Let's shift to the balance sheet and capital allocation priorities. Can you remind us your priorities? And what would give you the confidence to reinstate the dividend?

Melissa Thomas

executive
#33

Yes. So our current capital allocation priorities are centered around both strengthening the balance sheet as we emerge from the pandemic and then positioning the company well for the long term, so making the right investments we need to do so there. In terms of the timing of dividend reinstatement, that's going to be heavily dependent on our near- and long-term cash flow projections, which are going to be a function of the timing of box office recovery. Ultimately, a decision on the dividend will be a Board decision, but based on what I mentioned our current capital allocation priorities to be, we, along with the board, would evaluate the optimal timing to reinstate our dividend within that context.

Meghan Durkin

analyst
#34

And anything you could say on those higher interest notes that you have, the 8.75% notes that are outstanding and then the convert as the stock price recovers.

Melissa Thomas

executive
#35

Yes. So both of those were incremental debt that we took out during the pandemic period.

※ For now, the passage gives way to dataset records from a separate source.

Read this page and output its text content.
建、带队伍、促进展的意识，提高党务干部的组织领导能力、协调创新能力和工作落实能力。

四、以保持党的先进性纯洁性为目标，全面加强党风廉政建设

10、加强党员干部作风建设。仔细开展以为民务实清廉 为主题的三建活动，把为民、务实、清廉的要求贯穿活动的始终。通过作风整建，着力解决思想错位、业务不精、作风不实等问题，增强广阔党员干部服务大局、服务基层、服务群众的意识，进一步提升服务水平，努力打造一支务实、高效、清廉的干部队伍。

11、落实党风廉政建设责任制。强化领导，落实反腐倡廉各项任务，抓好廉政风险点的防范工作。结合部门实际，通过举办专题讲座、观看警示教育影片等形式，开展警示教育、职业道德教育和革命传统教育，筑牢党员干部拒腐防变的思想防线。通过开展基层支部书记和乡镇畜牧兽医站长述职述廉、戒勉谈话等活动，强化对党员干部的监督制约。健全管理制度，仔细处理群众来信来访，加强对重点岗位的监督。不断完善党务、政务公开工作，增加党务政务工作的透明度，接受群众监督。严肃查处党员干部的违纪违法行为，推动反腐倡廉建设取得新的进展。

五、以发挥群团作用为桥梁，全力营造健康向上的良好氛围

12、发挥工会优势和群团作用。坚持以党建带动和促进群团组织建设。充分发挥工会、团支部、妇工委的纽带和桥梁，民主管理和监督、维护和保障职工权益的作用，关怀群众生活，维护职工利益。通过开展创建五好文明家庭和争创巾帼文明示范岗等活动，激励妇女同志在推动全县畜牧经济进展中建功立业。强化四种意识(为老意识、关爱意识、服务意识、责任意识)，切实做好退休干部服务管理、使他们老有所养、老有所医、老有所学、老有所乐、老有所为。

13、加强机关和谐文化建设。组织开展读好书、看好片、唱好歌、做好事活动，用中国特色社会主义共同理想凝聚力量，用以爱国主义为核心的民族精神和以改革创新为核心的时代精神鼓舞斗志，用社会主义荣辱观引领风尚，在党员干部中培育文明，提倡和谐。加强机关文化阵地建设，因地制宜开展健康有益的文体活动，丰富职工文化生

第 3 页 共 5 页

So I'll start with the 8.75% notes. I think one important call out is that even leading into and during the pandemic, we successfully pushed our debt maturities to late 2024, 2025, and in some cases, beyond that. So we do have the ability to be opportunistic about how we address the 8.75% note. So if and when market conditions warrant, those are -- we will look to address the 8.75% notes. That is our near-term priority as I think about capital structure and what ultimately we would like to address first. And then over time, of course, our goal would be to delever. As for the convertible notes, the notes do not have a provisional call feature. There is, however, a contingent conversion feature where holders can convert their notes if our stock price reaches or is greater than $18.66 for at least 20 of the last 30 days -- trading days of the prior quarter. It is important to remember though that we have a call spread that we purchased at the time we took out those convertible notes that protects us from the impact of any stock price movements up to $22.08. And we do have the flexibility to settle in cash, stock or a combination thereof. So that is at our option, but no call feature there.

Meghan Durkin

analyst
#36

That's helpful. Well, thank you, Melissa. We appreciate you being here and of this information, it's very helpful. Appreciate it.

Melissa Thomas

executive
#37

Thanks so much, Meghan. Appreciate your time.